The following steps illustrate the transformation of textual data with some XML markup into the CWB data format.
A schematic representation of the encoded corpus is shown in Figure 1. Each token (together with its annotations) corresponds to a row in the tabular format. The row numbers, starting from 0, uniquely identify each token and are referred to as corpus positions.
Each (token-level) annotation layer corresponds to a column in the table, called a positional attribute or p-attribute (note that the original word forms are also treated as an attribute with the special name word). Annotations are always interpreted as character strings, which are collected in a separate lexicon for each positional attribute. The CWB data format uses lexicon IDs for compact storage and fast access.
Matching pairs of XML start and end tags are encoded as token regions, identified by the corpus positions of the first token (immediately following the start tag) and the last token (immediately preceding the end tag) of the region. (Note how the corpus position of an XML tag in Figure 1 is identical to that of the following or preceding token, respecitvely.) Elements of the same name (e.g. <s>...</s> or <text>...</text>) are collected and referred to as a structural attribute or s-attribute. The corresponding regions must be non-overlapping and non-recursive. Different s-attributes are completely independent in the CWB: a hierarchical nesting of the XML elements is neither required nor can it be guaranteed.

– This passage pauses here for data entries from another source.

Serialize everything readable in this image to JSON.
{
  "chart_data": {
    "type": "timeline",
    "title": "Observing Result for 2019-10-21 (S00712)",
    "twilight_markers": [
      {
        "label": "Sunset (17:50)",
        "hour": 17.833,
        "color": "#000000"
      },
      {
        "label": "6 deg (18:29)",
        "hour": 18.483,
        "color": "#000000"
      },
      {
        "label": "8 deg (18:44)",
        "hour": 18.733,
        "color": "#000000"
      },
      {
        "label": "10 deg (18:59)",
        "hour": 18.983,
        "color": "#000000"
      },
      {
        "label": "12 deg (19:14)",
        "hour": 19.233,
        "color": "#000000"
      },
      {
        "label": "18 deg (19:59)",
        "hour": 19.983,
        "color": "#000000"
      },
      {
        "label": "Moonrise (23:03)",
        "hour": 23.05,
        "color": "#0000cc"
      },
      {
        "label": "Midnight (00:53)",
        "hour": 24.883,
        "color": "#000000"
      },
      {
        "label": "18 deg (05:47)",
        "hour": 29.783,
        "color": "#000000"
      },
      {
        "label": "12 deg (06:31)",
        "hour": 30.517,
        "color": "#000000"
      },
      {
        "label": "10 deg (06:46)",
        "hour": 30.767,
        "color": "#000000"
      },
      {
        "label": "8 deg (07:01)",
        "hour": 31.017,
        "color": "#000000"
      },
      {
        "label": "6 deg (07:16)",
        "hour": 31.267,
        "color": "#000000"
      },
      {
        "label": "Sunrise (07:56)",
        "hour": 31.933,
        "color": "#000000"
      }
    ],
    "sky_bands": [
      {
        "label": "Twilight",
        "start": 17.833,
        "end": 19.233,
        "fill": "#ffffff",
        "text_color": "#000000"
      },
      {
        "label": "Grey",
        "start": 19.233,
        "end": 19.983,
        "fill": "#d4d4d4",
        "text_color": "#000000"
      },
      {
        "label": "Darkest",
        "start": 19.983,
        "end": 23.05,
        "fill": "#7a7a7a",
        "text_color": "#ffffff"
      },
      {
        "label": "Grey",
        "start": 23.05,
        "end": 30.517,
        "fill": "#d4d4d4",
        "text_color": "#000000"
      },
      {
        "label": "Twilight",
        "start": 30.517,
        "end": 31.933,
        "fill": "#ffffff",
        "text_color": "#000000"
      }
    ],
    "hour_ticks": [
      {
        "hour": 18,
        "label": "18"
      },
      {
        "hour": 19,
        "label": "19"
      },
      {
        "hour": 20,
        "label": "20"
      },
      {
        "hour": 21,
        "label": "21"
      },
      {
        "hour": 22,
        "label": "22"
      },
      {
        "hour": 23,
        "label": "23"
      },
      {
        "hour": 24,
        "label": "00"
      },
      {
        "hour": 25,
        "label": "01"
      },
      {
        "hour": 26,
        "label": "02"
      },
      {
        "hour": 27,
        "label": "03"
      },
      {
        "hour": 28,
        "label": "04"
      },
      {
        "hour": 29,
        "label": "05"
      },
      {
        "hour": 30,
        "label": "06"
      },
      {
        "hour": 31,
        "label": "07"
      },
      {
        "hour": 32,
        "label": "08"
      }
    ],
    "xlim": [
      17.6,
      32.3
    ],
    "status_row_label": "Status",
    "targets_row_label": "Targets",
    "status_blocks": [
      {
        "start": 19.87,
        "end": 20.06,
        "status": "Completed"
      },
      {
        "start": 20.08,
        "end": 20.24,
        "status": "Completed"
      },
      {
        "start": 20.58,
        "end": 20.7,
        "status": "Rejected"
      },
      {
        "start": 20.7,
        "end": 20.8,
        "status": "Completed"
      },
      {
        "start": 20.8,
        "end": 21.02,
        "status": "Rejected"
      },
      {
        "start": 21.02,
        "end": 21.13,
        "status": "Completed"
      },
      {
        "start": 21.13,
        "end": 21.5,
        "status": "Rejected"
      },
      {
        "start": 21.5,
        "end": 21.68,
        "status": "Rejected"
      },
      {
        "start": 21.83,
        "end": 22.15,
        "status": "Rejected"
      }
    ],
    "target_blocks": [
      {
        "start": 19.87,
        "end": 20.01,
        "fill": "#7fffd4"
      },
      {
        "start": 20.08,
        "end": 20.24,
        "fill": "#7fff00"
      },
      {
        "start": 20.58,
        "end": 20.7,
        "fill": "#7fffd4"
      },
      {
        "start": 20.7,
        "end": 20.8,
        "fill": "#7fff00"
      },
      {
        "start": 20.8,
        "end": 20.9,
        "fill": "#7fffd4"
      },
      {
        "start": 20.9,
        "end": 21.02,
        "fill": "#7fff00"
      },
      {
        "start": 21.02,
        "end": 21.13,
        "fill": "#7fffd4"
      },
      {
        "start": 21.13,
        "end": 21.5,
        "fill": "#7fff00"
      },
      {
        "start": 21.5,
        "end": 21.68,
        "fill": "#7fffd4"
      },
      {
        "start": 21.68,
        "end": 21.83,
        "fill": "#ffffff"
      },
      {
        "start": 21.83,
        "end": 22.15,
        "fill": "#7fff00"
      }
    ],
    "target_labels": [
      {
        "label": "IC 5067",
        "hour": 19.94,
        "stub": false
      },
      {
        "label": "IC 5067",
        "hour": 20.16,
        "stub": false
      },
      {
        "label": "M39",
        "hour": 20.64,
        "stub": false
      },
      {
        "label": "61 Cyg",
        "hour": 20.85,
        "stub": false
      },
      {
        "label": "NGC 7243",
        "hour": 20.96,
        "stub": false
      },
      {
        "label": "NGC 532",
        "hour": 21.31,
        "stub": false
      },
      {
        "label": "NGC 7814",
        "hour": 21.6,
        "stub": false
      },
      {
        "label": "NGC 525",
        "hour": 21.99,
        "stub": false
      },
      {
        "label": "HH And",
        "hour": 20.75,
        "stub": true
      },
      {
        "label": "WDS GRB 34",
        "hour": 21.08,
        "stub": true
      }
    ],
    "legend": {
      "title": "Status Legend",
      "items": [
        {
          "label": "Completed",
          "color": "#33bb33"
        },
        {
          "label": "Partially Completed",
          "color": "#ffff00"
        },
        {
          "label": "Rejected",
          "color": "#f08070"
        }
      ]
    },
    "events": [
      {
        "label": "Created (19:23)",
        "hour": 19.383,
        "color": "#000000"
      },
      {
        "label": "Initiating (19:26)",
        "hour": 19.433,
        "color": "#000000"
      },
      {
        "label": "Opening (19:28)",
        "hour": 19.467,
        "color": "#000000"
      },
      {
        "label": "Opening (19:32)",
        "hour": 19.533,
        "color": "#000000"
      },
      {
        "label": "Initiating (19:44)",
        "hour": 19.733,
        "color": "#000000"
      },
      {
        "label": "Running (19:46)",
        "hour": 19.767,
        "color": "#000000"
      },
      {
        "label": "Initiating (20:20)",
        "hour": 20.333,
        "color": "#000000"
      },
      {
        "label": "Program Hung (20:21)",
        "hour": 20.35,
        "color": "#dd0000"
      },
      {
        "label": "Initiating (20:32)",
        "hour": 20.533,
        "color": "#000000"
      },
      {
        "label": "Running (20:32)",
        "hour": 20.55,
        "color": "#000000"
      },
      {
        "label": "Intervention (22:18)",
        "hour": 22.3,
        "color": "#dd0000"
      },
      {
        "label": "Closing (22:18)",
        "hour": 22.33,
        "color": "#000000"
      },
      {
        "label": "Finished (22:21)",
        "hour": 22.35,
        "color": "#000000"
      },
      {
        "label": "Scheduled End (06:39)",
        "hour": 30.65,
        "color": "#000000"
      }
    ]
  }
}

Key-value pairs in XML start tags can be stored as an annotation of the
corresponding s-attribute region. All key-value pairs are treated as a
single character string, which has to be “parsed” by a CQP query that
needs access to individual values. In the recommended encoding procedure,
an additional s-attribute (named element_key) is
automatically created for each key and is directly annotated with the
corresponding value (cf. <text_id>
and <text_lang>
in
Figure 1).
Since s-attributes are non-recursive, XML markup such as
<np>the man <pp>with <np>the telescope</np></pp> </np>
is not allowed in a CWB corpus (the embedded <np> region will
automatically be dropped).2 In the recommended encoding procedure, embedded regions (up to a pre-defined
level of embedding) are automatically renamed by adding digits to the
element name:
<np>the man <pp>with <np1>the telescope</np1></pp> </np>